When visiting a healthcare facility one usually trusts the healthcare professionals to care for them to the best of their ability. You may not consider the fact that even though they are professionals, they still can make human mistakes. These mistakes, if not carefully monitored and fixed can lead to a severe risk of infection. Let’s take a look at some of the more common mistakes, and some ways to prevent them in the future.
The first mistake, exposing a patient to an unknown infection, is one of the most common errors healthcare workers make. Hospital Acquired Infections occur more often than many people expect. They can happen because of overcrowded hospitals, improperly disinfected equipment, or other poor infection control habits. These infections lengthen the duration of hospital stays and can end with the patient dying. The best way to prevent HAI’s is by promoting proper handwashing techniques, adequately disinfecting the areas, and wearing appropriate PPE at all times.

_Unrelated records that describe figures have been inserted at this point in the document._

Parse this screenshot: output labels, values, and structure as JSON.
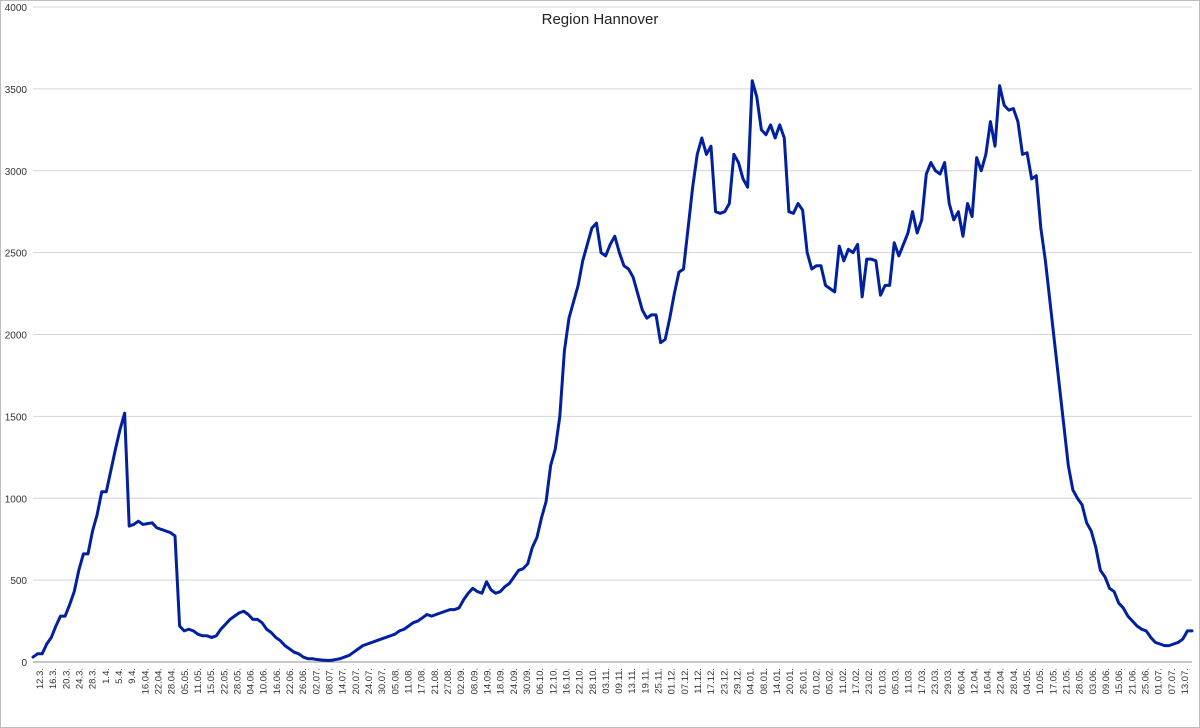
{
  "chart_data": {
    "type": "line",
    "title": "Region Hannover",
    "xlabel": "",
    "ylabel": "",
    "ylim": [
      0,
      4000
    ],
    "yticks": [
      0,
      500,
      1000,
      1500,
      2000,
      2500,
      3000,
      3500,
      4000
    ],
    "grid": true,
    "legend": "none",
    "x_tick_labels": [
      "12.3.",
      "16.3.",
      "20.3.",
      "24.3.",
      "28.3.",
      "1.4.",
      "5.4.",
      "9.4.",
      "16.04.",
      "22.04.",
      "28.04.",
      "05.05.",
      "11.05.",
      "15.05.",
      "22.05.",
      "28.05.",
      "04.06.",
      "10.06.",
      "16.06.",
      "22.06.",
      "26.06.",
      "02.07.",
      "08.07.",
      "14.07.",
      "20.07.",
      "24.07.",
      "30.07.",
      "05.08.",
      "11.08.",
      "17.08.",
      "21.08.",
      "27.08.",
      "02.09.",
      "08.09.",
      "14.09.",
      "18.09.",
      "24.09.",
      "30.09.",
      "06.10.",
      "12.10.",
      "16.10.",
      "22.10.",
      "28.10.",
      "03.11.",
      "09.11.",
      "13.11.",
      "19.11.",
      "25.11.",
      "01.12.",
      "07.12.",
      "11.12.",
      "17.12.",
      "23.12.",
      "29.12.",
      "04.01.",
      "08.01.",
      "14.01.",
      "20.01.",
      "26.01.",
      "01.02.",
      "05.02.",
      "11.02.",
      "17.02.",
      "23.02.",
      "01.03.",
      "05.03.",
      "11.03.",
      "17.03.",
      "23.03.",
      "29.03.",
      "06.04.",
      "12.04.",
      "16.04.",
      "22.04.",
      "28.04.",
      "04.05.",
      "10.05.",
      "17.05.",
      "21.05.",
      "28.05.",
      "03.06.",
      "09.06.",
      "15.06.",
      "21.06.",
      "25.06.",
      "01.07.",
      "07.07.",
      "13.07."
    ],
    "series": [
      {
        "color": "#00209f",
        "points": [
          [
            0,
            30
          ],
          [
            1,
            50
          ],
          [
            2,
            50
          ],
          [
            3,
            110
          ],
          [
            4,
            150
          ],
          [
            5,
            220
          ],
          [
            6,
            280
          ],
          [
            7,
            280
          ],
          [
            8,
            350
          ],
          [
            9,
            430
          ],
          [
            10,
            560
          ],
          [
            11,
            660
          ],
          [
            12,
            660
          ],
          [
            13,
            800
          ],
          [
            14,
            900
          ],
          [
            15,
            1040
          ],
          [
            16,
            1040
          ],
          [
            17,
            1170
          ],
          [
            18,
            1300
          ],
          [
            19,
            1420
          ],
          [
            20,
            1520
          ],
          [
            21,
            830
          ],
          [
            22,
            840
          ],
          [
            23,
            860
          ],
          [
            24,
            840
          ],
          [
            25,
            845
          ],
          [
            26,
            850
          ],
          [
            27,
            820
          ],
          [
            28,
            810
          ],
          [
            29,
            800
          ],
          [
            30,
            790
          ],
          [
            31,
            770
          ],
          [
            32,
            220
          ],
          [
            33,
            190
          ],
          [
            34,
            200
          ],
          [
            35,
            190
          ],
          [
            36,
            170
          ],
          [
            37,
            160
          ],
          [
            38,
            160
          ],
          [
            39,
            150
          ],
          [
            40,
            160
          ],
          [
            41,
            200
          ],
          [
            42,
            230
          ],
          [
            43,
            260
          ],
          [
            44,
            280
          ],
          [
            45,
            300
          ],
          [
            46,
            310
          ],
          [
            47,
            290
          ],
          [
            48,
            260
          ],
          [
            49,
            260
          ],
          [
            50,
            240
          ],
          [
            51,
            200
          ],
          [
            52,
            180
          ],
          [
            53,
            150
          ],
          [
            54,
            130
          ],
          [
            55,
            100
          ],
          [
            56,
            80
          ],
          [
            57,
            60
          ],
          [
            58,
            50
          ],
          [
            59,
            30
          ],
          [
            60,
            20
          ],
          [
            61,
            20
          ],
          [
            62,
            15
          ],
          [
            63,
            12
          ],
          [
            64,
            10
          ],
          [
            65,
            10
          ],
          [
            66,
            15
          ],
          [
            67,
            20
          ],
          [
            68,
            30
          ],
          [
            69,
            40
          ],
          [
            70,
            60
          ],
          [
            71,
            80
          ],
          [
            72,
            100
          ],
          [
            73,
            110
          ],
          [
            74,
            120
          ],
          [
            75,
            130
          ],
          [
            76,
            140
          ],
          [
            77,
            150
          ],
          [
            78,
            160
          ],
          [
            79,
            170
          ],
          [
            80,
            190
          ],
          [
            81,
            200
          ],
          [
            82,
            220
          ],
          [
            83,
            240
          ],
          [
            84,
            250
          ],
          [
            85,
            270
          ],
          [
            86,
            290
          ],
          [
            87,
            280
          ],
          [
            88,
            290
          ],
          [
            89,
            300
          ],
          [
            90,
            310
          ],
          [
            91,
            320
          ],
          [
            92,
            320
          ],
          [
            93,
            330
          ],
          [
            94,
            380
          ],
          [
            95,
            420
          ],
          [
            96,
            450
          ],
          [
            97,
            430
          ],
          [
            98,
            420
          ],
          [
            99,
            490
          ],
          [
            100,
            440
          ],
          [
            101,
            420
          ],
          [
            102,
            430
          ],
          [
            103,
            460
          ],
          [
            104,
            480
          ],
          [
            105,
            520
          ],
          [
            106,
            560
          ],
          [
            107,
            570
          ],
          [
            108,
            600
          ],
          [
            109,
            700
          ],
          [
            110,
            760
          ],
          [
            111,
            880
          ],
          [
            112,
            980
          ],
          [
            113,
            1200
          ],
          [
            114,
            1300
          ],
          [
            115,
            1500
          ],
          [
            116,
            1900
          ],
          [
            117,
            2100
          ],
          [
            118,
            2200
          ],
          [
            119,
            2300
          ],
          [
            120,
            2450
          ],
          [
            121,
            2550
          ],
          [
            122,
            2650
          ],
          [
            123,
            2680
          ],
          [
            124,
            2500
          ],
          [
            125,
            2480
          ],
          [
            126,
            2550
          ],
          [
            127,
            2600
          ],
          [
            128,
            2500
          ],
          [
            129,
            2420
          ],
          [
            130,
            2400
          ],
          [
            131,
            2350
          ],
          [
            132,
            2250
          ],
          [
            133,
            2150
          ],
          [
            134,
            2100
          ],
          [
            135,
            2120
          ],
          [
            136,
            2120
          ],
          [
            137,
            1950
          ],
          [
            138,
            1970
          ],
          [
            139,
            2100
          ],
          [
            140,
            2250
          ],
          [
            141,
            2380
          ],
          [
            142,
            2400
          ],
          [
            143,
            2650
          ],
          [
            144,
            2900
          ],
          [
            145,
            3100
          ],
          [
            146,
            3200
          ],
          [
            147,
            3100
          ],
          [
            148,
            3150
          ],
          [
            149,
            2750
          ],
          [
            150,
            2740
          ],
          [
            151,
            2750
          ],
          [
            152,
            2800
          ],
          [
            153,
            3100
          ],
          [
            154,
            3050
          ],
          [
            155,
            2950
          ],
          [
            156,
            2900
          ],
          [
            157,
            3550
          ],
          [
            158,
            3450
          ],
          [
            159,
            3250
          ],
          [
            160,
            3220
          ],
          [
            161,
            3280
          ],
          [
            162,
            3200
          ],
          [
            163,
            3280
          ],
          [
            164,
            3200
          ],
          [
            165,
            2750
          ],
          [
            166,
            2740
          ],
          [
            167,
            2800
          ],
          [
            168,
            2760
          ],
          [
            169,
            2500
          ],
          [
            170,
            2400
          ],
          [
            171,
            2420
          ],
          [
            172,
            2420
          ],
          [
            173,
            2300
          ],
          [
            174,
            2280
          ],
          [
            175,
            2260
          ],
          [
            176,
            2540
          ],
          [
            177,
            2450
          ],
          [
            178,
            2520
          ],
          [
            179,
            2500
          ],
          [
            180,
            2550
          ],
          [
            181,
            2230
          ],
          [
            182,
            2460
          ],
          [
            183,
            2460
          ],
          [
            184,
            2450
          ],
          [
            185,
            2240
          ],
          [
            186,
            2300
          ],
          [
            187,
            2300
          ],
          [
            188,
            2560
          ],
          [
            189,
            2480
          ],
          [
            190,
            2550
          ],
          [
            191,
            2620
          ],
          [
            192,
            2750
          ],
          [
            193,
            2620
          ],
          [
            194,
            2700
          ],
          [
            195,
            2980
          ],
          [
            196,
            3050
          ],
          [
            197,
            3000
          ],
          [
            198,
            2980
          ],
          [
            199,
            3050
          ],
          [
            200,
            2800
          ],
          [
            201,
            2700
          ],
          [
            202,
            2750
          ],
          [
            203,
            2600
          ],
          [
            204,
            2800
          ],
          [
            205,
            2720
          ],
          [
            206,
            3080
          ],
          [
            207,
            3000
          ],
          [
            208,
            3100
          ],
          [
            209,
            3300
          ],
          [
            210,
            3150
          ],
          [
            211,
            3520
          ],
          [
            212,
            3400
          ],
          [
            213,
            3370
          ],
          [
            214,
            3380
          ],
          [
            215,
            3300
          ],
          [
            216,
            3100
          ],
          [
            217,
            3110
          ],
          [
            218,
            2950
          ],
          [
            219,
            2970
          ],
          [
            220,
            2650
          ],
          [
            221,
            2450
          ],
          [
            222,
            2200
          ],
          [
            223,
            1950
          ],
          [
            224,
            1700
          ],
          [
            225,
            1450
          ],
          [
            226,
            1200
          ],
          [
            227,
            1050
          ],
          [
            228,
            1000
          ],
          [
            229,
            960
          ],
          [
            230,
            850
          ],
          [
            231,
            800
          ],
          [
            232,
            700
          ],
          [
            233,
            560
          ],
          [
            234,
            520
          ],
          [
            235,
            450
          ],
          [
            236,
            430
          ],
          [
            237,
            360
          ],
          [
            238,
            330
          ],
          [
            239,
            280
          ],
          [
            240,
            250
          ],
          [
            241,
            220
          ],
          [
            242,
            200
          ],
          [
            243,
            190
          ],
          [
            244,
            150
          ],
          [
            245,
            120
          ],
          [
            246,
            110
          ],
          [
            247,
            100
          ],
          [
            248,
            100
          ],
          [
            249,
            110
          ],
          [
            250,
            120
          ],
          [
            251,
            140
          ],
          [
            252,
            190
          ],
          [
            253,
            190
          ]
        ]
      }
    ]
  }
}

The second mistake, not allowing proper disinfectant dwell time, builds on the first situation. For surface disinfectants to live up to their kill claims, they must remain wet on a surface for an extended period. For example, Safetec’s SaniZide Pro wipes have a low dwell time of two minutes. This disinfectant will have achieved its kill claim after dwelling for two minutes, but if you let the disinfectant dry before time is up, it will not be as effective. To prevent this health care professionals must read all labels and follow the appropriate proceedings.
The third, improper use and disposal of needles, can also assist the spread of bloodborne pathogens. A needle is meant to be a single-use device, but sometimes sanitation workers use them again to try to reduce cost. This practice needs to stop immediately because it is impossible to thoroughly disinfect a needle. If needles are reused the risk of contracting HIV, and other bloodborne pathogens rise exponentially.